When Anton finished preaching, Mom led Finny away to the camper with a handful of dishes. Jane pulled me close to her. I knew this kind o
f thing would make Jane sad. I hoped she wouldn’t cry. Sometimes it was as if all the pain in the world went through Jane.
“I’m including the Coopers and James in this because we’re all family here.” James stood there awkwardly and uncomfortably, smoking a cigarette he’d rolled himself. I worried he wouldn’t like us anymore, knowing so much about us. Anton stared at the ground. “No need to keep anything from anybody. Today I’m going to tell Finny about his mother. As my kids already know, he has a different mother. This won’t be easy for him, so I want you all to be supportive.” He spoke with a penitent voice. He talked about mistakes and about how good things come from mistakes. He said Jesus had been a mistake, which I really didn’t understand and it confused me when I thought about it so I didn’t for very long. It seemed like it was painful for Anton to talk. His eyes couldn’t meet ours and his head jerked a bit. “I was selfish,” he said. “Too stupidly Catholic to believe in divorce then.” He fingered his chin and held back tears. He waited until they passed to speak. “Selfish. I wouldn’t let his mother have him.” I was sorry for Anton. I thought he might cry, but instead he read a prayer.
When Mom and Finny came back, Anton took Finny for a walk.

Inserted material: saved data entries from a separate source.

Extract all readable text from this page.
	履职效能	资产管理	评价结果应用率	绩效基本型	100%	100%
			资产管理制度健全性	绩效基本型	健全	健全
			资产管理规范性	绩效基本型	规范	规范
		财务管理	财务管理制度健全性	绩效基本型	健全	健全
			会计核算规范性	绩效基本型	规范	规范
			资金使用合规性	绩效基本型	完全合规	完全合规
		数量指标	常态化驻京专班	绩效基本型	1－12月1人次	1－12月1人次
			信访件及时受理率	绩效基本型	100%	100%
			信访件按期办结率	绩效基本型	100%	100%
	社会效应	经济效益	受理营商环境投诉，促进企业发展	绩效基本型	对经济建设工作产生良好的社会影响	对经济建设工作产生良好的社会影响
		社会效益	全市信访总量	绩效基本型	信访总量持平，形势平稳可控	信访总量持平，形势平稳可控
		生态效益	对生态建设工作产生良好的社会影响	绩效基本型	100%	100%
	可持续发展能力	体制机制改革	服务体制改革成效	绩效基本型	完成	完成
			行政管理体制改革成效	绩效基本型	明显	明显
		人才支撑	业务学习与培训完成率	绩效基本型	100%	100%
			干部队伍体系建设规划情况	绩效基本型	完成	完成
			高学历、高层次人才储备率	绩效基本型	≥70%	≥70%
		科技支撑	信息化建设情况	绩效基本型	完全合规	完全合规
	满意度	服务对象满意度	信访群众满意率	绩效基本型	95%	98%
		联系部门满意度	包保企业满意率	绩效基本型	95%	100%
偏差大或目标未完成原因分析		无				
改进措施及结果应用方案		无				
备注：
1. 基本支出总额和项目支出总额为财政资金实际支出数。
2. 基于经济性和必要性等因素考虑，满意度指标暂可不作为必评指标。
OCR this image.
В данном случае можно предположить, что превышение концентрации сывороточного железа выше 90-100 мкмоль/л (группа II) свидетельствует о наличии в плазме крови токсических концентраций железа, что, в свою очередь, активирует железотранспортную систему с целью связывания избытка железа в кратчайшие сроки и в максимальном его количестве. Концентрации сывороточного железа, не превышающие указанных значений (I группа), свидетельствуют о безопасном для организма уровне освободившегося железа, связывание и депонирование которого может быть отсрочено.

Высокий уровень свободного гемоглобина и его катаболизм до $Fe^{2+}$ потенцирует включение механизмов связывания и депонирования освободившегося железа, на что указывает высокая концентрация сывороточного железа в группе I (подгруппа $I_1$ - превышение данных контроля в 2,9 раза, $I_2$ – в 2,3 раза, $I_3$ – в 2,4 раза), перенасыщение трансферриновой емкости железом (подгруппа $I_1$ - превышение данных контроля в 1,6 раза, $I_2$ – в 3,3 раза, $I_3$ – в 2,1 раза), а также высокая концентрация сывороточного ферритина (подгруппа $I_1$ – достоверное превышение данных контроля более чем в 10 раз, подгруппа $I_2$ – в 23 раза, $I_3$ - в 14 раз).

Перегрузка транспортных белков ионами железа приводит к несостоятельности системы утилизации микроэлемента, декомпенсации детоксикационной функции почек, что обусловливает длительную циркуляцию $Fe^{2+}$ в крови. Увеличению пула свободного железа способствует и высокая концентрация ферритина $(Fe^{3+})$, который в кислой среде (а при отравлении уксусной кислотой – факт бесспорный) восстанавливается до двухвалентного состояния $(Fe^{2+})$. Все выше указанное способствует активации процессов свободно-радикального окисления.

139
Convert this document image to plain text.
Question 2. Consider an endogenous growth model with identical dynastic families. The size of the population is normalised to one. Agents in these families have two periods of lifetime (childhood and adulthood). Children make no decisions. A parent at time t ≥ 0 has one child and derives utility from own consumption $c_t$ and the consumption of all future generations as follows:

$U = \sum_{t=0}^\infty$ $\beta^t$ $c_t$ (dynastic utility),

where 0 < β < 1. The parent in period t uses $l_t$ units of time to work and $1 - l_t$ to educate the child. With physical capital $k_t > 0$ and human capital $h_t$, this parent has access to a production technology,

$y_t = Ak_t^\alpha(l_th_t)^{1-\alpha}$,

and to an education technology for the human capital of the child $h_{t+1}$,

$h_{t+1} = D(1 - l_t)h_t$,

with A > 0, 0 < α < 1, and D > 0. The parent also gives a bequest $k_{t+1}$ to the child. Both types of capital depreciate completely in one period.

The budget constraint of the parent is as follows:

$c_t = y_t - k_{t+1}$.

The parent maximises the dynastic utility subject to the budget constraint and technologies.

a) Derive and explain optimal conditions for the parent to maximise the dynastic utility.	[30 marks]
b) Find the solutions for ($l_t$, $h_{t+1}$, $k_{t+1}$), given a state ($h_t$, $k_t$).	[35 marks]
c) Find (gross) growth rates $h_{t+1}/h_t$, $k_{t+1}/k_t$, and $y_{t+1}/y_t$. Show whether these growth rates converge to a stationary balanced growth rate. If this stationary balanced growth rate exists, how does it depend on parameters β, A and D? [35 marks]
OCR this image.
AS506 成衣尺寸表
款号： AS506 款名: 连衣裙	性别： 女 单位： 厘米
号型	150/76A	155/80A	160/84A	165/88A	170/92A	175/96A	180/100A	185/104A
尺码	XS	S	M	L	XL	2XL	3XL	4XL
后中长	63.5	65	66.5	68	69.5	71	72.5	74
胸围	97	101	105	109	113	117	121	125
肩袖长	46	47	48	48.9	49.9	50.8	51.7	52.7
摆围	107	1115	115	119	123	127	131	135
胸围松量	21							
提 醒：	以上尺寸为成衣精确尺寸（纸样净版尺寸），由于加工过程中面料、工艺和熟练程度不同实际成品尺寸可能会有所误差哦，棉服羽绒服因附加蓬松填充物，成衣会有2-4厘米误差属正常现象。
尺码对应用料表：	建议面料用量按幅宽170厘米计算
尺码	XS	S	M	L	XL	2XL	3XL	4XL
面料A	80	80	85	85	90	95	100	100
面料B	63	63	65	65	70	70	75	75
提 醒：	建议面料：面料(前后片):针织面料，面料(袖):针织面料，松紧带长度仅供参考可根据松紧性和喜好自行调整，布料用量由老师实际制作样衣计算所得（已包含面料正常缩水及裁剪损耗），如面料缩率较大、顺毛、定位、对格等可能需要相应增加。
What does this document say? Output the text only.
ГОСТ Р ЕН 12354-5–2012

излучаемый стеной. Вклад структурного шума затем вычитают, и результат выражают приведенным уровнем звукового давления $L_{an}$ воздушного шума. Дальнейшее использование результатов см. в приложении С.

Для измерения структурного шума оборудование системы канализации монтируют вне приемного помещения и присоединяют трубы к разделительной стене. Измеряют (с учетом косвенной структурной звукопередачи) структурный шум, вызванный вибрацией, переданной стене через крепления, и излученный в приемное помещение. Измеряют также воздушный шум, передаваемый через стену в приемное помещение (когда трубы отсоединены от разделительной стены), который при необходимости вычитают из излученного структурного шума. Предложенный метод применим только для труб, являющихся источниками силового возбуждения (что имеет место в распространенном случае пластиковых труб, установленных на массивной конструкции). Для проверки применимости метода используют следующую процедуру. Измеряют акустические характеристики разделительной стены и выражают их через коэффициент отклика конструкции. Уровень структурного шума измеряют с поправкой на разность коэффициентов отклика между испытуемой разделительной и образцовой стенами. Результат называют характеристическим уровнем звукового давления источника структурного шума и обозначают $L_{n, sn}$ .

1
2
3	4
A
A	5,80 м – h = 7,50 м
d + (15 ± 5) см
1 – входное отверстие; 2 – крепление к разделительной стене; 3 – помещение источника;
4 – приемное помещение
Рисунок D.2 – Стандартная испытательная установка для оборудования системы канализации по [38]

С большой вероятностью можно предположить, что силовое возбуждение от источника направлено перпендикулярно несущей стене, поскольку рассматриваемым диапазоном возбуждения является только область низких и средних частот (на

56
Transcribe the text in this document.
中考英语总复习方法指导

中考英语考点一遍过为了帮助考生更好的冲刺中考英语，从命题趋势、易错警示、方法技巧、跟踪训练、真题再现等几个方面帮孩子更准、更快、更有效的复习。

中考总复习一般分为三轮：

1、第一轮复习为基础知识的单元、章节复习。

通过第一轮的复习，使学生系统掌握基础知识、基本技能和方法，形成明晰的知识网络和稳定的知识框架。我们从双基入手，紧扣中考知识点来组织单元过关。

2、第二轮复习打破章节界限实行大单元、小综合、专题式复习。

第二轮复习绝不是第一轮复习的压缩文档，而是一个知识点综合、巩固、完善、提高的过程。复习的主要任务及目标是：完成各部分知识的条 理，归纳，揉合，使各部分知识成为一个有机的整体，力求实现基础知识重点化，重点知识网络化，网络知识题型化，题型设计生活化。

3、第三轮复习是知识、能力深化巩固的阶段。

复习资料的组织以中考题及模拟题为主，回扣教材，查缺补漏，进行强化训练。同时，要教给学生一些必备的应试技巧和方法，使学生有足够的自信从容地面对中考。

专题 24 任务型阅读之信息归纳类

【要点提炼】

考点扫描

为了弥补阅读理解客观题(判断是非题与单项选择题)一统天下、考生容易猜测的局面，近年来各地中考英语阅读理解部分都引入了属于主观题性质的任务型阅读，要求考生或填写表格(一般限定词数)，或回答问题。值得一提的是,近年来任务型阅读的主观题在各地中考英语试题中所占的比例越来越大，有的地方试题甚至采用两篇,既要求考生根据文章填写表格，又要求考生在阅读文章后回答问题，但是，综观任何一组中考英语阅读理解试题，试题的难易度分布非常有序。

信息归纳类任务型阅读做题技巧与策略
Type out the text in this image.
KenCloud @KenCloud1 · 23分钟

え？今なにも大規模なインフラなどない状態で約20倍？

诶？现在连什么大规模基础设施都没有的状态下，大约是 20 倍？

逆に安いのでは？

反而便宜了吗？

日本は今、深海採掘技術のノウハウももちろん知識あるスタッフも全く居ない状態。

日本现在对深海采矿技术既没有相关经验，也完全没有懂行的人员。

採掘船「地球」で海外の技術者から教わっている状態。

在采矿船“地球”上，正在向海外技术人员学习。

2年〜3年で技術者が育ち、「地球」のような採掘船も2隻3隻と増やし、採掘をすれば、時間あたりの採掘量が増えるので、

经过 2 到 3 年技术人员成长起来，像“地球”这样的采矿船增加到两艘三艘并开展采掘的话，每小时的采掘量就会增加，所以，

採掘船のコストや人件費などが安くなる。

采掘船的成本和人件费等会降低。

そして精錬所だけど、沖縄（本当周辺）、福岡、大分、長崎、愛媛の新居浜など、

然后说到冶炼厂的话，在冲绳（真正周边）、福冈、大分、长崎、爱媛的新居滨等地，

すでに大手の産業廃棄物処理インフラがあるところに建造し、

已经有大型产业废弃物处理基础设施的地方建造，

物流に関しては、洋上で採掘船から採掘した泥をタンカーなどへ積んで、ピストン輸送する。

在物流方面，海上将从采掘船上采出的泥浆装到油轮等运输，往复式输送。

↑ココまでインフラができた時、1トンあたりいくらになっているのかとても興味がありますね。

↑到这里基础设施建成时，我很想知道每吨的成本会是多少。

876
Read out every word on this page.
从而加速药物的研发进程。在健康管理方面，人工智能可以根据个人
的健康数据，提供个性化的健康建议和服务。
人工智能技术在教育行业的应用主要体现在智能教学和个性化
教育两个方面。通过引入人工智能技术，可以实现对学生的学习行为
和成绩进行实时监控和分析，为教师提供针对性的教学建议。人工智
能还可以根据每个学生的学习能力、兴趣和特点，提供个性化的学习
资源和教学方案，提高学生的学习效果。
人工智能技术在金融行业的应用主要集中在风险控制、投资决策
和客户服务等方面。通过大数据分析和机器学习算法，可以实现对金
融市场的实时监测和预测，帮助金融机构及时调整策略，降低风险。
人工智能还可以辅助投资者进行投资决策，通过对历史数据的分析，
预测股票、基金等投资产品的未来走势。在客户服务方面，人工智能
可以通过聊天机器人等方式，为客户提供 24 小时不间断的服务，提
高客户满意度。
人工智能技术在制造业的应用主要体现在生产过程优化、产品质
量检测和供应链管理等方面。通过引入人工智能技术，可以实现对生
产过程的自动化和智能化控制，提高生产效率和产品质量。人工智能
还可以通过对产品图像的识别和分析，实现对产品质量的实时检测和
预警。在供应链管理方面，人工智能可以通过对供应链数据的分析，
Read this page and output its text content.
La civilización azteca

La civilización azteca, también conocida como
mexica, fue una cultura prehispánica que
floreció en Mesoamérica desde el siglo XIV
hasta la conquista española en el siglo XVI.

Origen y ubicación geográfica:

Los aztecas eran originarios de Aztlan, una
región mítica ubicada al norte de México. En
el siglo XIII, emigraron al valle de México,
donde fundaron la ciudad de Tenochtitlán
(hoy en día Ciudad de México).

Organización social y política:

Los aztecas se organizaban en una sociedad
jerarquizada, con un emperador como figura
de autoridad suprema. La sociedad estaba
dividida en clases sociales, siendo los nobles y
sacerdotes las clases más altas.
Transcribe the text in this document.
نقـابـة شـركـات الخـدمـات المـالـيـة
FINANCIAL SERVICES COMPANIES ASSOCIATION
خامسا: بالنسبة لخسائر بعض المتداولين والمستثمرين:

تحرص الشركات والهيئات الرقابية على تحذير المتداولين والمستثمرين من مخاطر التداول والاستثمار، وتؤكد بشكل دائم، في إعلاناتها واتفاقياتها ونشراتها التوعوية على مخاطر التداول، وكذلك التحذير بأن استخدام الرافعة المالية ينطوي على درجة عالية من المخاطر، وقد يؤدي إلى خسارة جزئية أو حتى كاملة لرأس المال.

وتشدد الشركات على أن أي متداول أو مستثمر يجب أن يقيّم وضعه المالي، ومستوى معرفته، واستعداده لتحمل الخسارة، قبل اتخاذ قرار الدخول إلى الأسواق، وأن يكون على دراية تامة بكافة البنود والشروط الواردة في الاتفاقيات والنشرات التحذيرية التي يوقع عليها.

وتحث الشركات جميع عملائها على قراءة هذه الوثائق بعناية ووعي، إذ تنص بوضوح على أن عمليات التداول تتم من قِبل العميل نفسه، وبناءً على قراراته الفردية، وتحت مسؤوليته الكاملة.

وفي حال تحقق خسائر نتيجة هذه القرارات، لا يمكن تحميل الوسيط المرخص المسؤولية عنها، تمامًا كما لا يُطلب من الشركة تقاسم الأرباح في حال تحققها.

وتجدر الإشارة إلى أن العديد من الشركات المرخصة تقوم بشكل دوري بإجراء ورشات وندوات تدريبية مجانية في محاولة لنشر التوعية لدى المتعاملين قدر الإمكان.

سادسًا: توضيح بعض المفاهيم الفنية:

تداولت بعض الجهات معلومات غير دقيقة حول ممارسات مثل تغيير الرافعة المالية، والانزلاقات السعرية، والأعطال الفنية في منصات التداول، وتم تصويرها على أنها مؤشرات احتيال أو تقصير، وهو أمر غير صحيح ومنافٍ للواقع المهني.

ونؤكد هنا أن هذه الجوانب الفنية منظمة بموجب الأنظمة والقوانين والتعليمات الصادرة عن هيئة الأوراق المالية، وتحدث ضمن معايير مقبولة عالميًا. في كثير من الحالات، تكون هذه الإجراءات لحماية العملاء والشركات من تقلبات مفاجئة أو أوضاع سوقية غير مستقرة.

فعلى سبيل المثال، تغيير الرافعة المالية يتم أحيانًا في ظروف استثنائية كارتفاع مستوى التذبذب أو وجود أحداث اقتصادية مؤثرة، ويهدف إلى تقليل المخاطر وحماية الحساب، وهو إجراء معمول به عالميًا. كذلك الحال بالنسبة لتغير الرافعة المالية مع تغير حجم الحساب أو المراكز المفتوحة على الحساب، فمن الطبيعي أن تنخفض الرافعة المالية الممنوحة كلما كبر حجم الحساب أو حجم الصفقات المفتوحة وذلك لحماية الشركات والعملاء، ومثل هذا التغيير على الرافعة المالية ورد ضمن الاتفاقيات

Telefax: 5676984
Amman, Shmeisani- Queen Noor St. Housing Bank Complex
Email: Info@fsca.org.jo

As they walked away across that brown parched land, they became smaller and smaller, two specks in the distance, the tufa towers rising all around. I had a hollow feeling in the pit of my stomach, watching Finny’s long hair. His snarled curls. His plaid pants hung low on his hips. The cuffs dragged in the dirt. His enormous hand clasped Anton’s. I held my rock and thought about my father, the day that he left. I thought about us being here and then I thought about the moon and the men landing on the moon and I looked up at it and then looked around and I imagined this was how the moon would be and I knew Finny was about to lose a lot. His world was about to alter permanently, half of it draining out of him to evaporate in this lonely landscape. I stood there watching as he receded into space, wanting to scream for him to stop, as if I could save him. Sand blew into my sandals, between my toes.